Avrebbe dovuto almeno imparare, se non il senso profondo (senso profondo che
nessuno conosce:fosse anche Manzoni o Mann ), che esiste un senso. Il senso
della vita, delle cose che facciamo, dei sentimenti che proviamo. Un
apprendimento” inutile”: così fu nei fatti, liquidato allora e viene
liquidato oggi. Un apprendimento inutile e perciò da rifiutare perché,
dietro ad esso, non si intravede il successo professionale, il denaro, il
successo: la divinità suprema dei nostri tempi mediatici. Il “fagiolo”
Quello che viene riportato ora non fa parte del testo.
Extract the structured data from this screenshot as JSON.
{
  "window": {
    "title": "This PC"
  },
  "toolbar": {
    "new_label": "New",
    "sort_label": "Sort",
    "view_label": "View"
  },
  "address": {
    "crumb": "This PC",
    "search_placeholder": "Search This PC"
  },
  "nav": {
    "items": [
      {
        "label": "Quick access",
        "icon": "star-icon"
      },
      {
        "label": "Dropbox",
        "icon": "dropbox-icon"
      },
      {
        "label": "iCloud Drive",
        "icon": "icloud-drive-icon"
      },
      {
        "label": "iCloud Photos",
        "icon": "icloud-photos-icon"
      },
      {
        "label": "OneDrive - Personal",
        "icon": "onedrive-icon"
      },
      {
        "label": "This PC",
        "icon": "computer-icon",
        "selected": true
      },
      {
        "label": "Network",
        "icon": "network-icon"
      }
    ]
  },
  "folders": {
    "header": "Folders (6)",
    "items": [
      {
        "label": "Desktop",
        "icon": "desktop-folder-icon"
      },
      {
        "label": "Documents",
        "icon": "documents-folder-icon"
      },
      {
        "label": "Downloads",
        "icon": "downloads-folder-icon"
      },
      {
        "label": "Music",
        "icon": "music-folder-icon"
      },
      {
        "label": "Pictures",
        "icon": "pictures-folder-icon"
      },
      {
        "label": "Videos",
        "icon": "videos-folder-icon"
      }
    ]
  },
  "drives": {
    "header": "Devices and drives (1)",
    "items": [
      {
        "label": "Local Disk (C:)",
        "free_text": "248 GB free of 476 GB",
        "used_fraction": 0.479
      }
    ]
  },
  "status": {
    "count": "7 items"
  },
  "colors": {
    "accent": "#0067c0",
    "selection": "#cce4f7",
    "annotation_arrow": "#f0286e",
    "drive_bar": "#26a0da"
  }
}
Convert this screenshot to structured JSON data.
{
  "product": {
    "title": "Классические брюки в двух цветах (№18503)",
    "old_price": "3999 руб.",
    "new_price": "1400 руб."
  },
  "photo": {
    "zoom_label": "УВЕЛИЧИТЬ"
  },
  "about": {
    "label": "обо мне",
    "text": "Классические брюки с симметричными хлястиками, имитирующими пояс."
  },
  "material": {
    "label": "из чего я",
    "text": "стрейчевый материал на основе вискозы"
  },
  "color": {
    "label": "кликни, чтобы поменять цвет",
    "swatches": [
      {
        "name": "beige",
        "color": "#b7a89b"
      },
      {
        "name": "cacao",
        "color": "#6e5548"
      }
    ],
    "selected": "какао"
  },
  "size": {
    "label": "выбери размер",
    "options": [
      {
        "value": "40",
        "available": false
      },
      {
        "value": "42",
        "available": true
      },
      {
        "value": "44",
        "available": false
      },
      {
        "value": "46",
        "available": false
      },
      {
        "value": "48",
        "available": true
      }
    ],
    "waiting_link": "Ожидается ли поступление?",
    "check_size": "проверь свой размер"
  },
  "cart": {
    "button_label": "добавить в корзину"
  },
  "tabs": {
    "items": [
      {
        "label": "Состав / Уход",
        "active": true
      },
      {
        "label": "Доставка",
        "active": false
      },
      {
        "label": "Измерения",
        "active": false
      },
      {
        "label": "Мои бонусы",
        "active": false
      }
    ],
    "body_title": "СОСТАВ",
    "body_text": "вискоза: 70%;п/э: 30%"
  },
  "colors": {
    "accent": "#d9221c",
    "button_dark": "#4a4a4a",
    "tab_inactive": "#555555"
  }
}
avrebbe dovuto imparare queste cose quando era “pisello”, nel tempo vivo e
spensierato che oscilla tra i dieci e i diciotto-diciannove anni. Si è
divertito, dice e ridice con ingenua nostalgia. Ma non ha colpa. La colpa è
di noi adulti, noi vecchi “carciofi” (tanto per rimanere nella metafora
ortofrutticola!) che abbiamo concepito l’adolescenza dei nostri figli come
spazio di tempo vuoto, la loro felicità come assenza di ogni responsabilità,
come un parcheggio in cui si tengono a mollo i bambini che via via diventano
ragazzi e, da ragazzi, giovani.
“Purché non soffrano!”: è stata
e continua ad essere la nostra parola d’ordine. Il gusto del sapere
disinteressato, del sapere che Dante chiamava cibo della mente? Cibo perché
la mente cresca e sia quello che deve essere: pensieri, affetti. Tutto un
inutile bagaglio. Il nostro “fagiolo” crescerà. Forse diventerà un grande
avvocato, forse un prestigioso economista. Per ora è già, senza volerlo e
senza saperlo, un ottimo psico/sociologo. Sente fino in fondo, e lo sa
esprimere con inconscia puntualità, il dramma della scuola.
*
Ricavato dagli Atti del Convegno “La formazione iniziale degli insegnanti in
Europa”(24/01/03) organizzato dall’Alma Mater Studiorum dell’Università di
Bologna e dal C.I.R.E. Centro Interdipartimentale di Ricerche Educative.